Peter Basch, medical director of ambulatory clinical systems at MedStar Health, a non-profit, community-based health system serving the Baltimore/Washington region, said there are clear benefits of having an electronic health record, but just having one won't bring about quality improvements. In order to generate value, he said, EHRs must provide preventive care measures, chronic disease management, care coordination, non-visit-based care (or "e-care") and knowledge-based medication management.
But before there can be widespread adoption of these EHR models, Basch points out that the payment system has to change to one that recognizes the quality of healthcare outcomes.
The current payment system "hinders innovations and leads to mediocre performance of existing healthcare IT systems," he said.

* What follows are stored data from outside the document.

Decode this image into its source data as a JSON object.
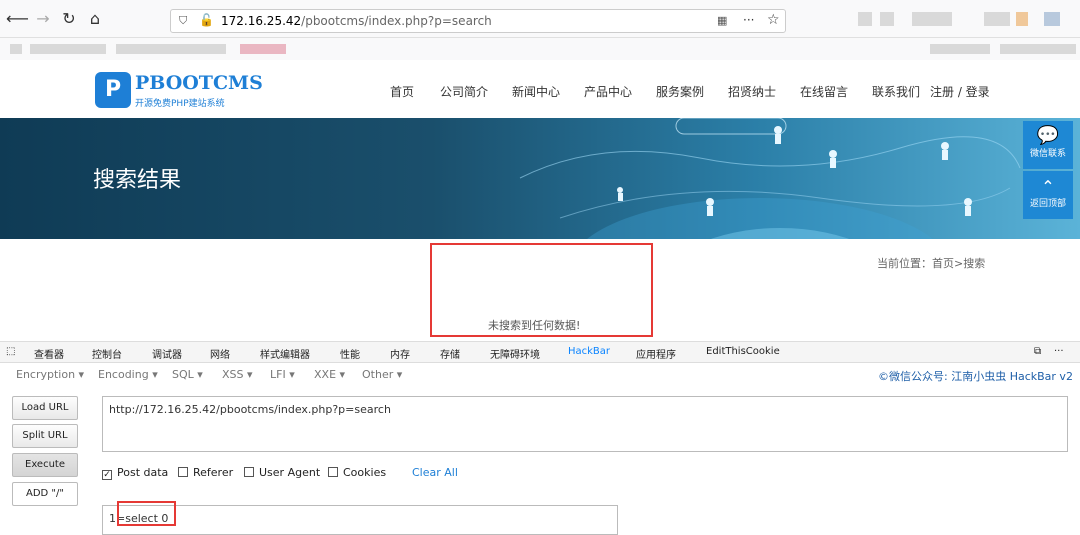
{
  "browser": {
    "url_host": "172.16.25.42",
    "url_path": "/pbootcms/index.php?p=search",
    "menu_glyph": "···",
    "star_glyph": "☆"
  },
  "site": {
    "logo_mark": "P",
    "logo_name": "PBOOTCMS",
    "logo_tagline": "开源免费PHP建站系统",
    "nav": [
      "首页",
      "公司简介",
      "新闻中心",
      "产品中心",
      "服务案例",
      "招贤纳士",
      "在线留言",
      "联系我们"
    ],
    "login": "注册 / 登录",
    "banner_title": "搜索结果",
    "side_wechat": "微信联系",
    "side_top": "返回顶部",
    "breadcrumb": "当前位置：首页>搜索",
    "no_result": "未搜索到任何数据!"
  },
  "devtools": {
    "tabs": [
      "查看器",
      "控制台",
      "调试器",
      "网络",
      "样式编辑器",
      "性能",
      "内存",
      "存储",
      "无障碍环境",
      "HackBar",
      "应用程序",
      "EditThisCookie"
    ],
    "active_tab": "HackBar"
  },
  "hackbar": {
    "menus": [
      "Encoding ▾",
      "Encoding ▾",
      "SQL ▾",
      "XSS ▾",
      "LFI ▾",
      "XXE ▾",
      "Other ▾"
    ],
    "menu_first": "Encryption ▾",
    "credit": "©微信公众号: 江南小虫虫 HackBar v2",
    "load_url": "Load URL",
    "split_url": "Split URL",
    "execute": "Execute",
    "add": "ADD \"/\"",
    "url_value": "http://172.16.25.42/pbootcms/index.php?p=search",
    "post_data": "Post data",
    "referer": "Referer",
    "user_agent": "User Agent",
    "cookies": "Cookies",
    "clear_all": "Clear All",
    "post_value": "1=select 0"
  },
  "colors": {
    "accent": "#1e7fd6",
    "highlight": "#e53935",
    "banner": "#1a4f6c"
  }
}
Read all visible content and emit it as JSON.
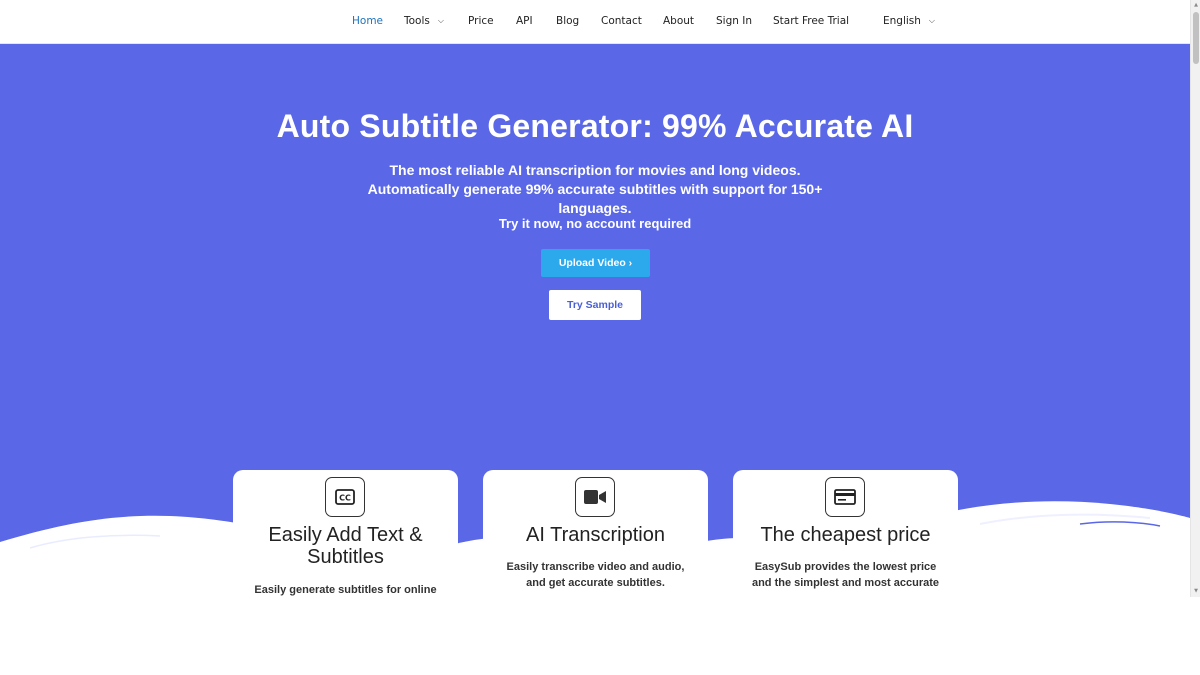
{
  "nav": {
    "items": [
      {
        "label": "Home",
        "active": true
      },
      {
        "label": "Tools",
        "dropdown": true
      },
      {
        "label": "Price"
      },
      {
        "label": "API"
      },
      {
        "label": "Blog"
      },
      {
        "label": "Contact"
      },
      {
        "label": "About"
      },
      {
        "label": "Sign In"
      },
      {
        "label": "Start Free Trial"
      }
    ],
    "language": "English"
  },
  "hero": {
    "title": "Auto Subtitle Generator: 99% Accurate AI",
    "subtitle": "The most reliable AI transcription for movies and long videos. Automatically generate 99% accurate subtitles with support for 150+ languages.",
    "note": "Try it now, no account required",
    "upload_button": "Upload Video ›",
    "sample_button": "Try Sample"
  },
  "features": [
    {
      "icon": "closed-captions-icon",
      "title": "Easily Add Text & Subtitles",
      "text": "Easily generate subtitles for online"
    },
    {
      "icon": "video-camera-icon",
      "title": "AI Transcription",
      "text": "Easily transcribe video and audio, and get accurate subtitles."
    },
    {
      "icon": "credit-card-icon",
      "title": "The cheapest price",
      "text": "EasySub provides the lowest price and the simplest and most accurate"
    }
  ],
  "colors": {
    "hero_bg": "#5a67e6",
    "upload_button": "#2ca8ec",
    "nav_active": "#1e73be",
    "sample_text": "#4a5fd6"
  }
}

Without change, he said, there will be no business case for further developing EHRs.
Todd Park, a senior fellow at the Center for American Progress Action Fund, sees a three-part solution to fixing the system.
"We have to avoid seeing HITECH as just an EHR deployment," but also something that will help improve care, he said.
First, the initial standard for "meaningful use," he said, should have a results-oriented focus that will help improve care and accelerate payment reform.
Second, Park said there should be widespread achievement of meaningful use by healthcare providers. One way to do this is through Regional Health IT Extension Centers (RHITECs) that can help healthcare providers who serve the underserved or lack the expertise and resources to purchase, install and use information technology.
Third, Park advocates tight coordination of the health IT program with provider payment reform. The quality metrics desired by Medicare to power payment reform should directly inform the definition of "meaningful use" and, in turn, the data collected via the spread of "meaningfully used" health IT should help power the development and refinement of reformed payment models, he said.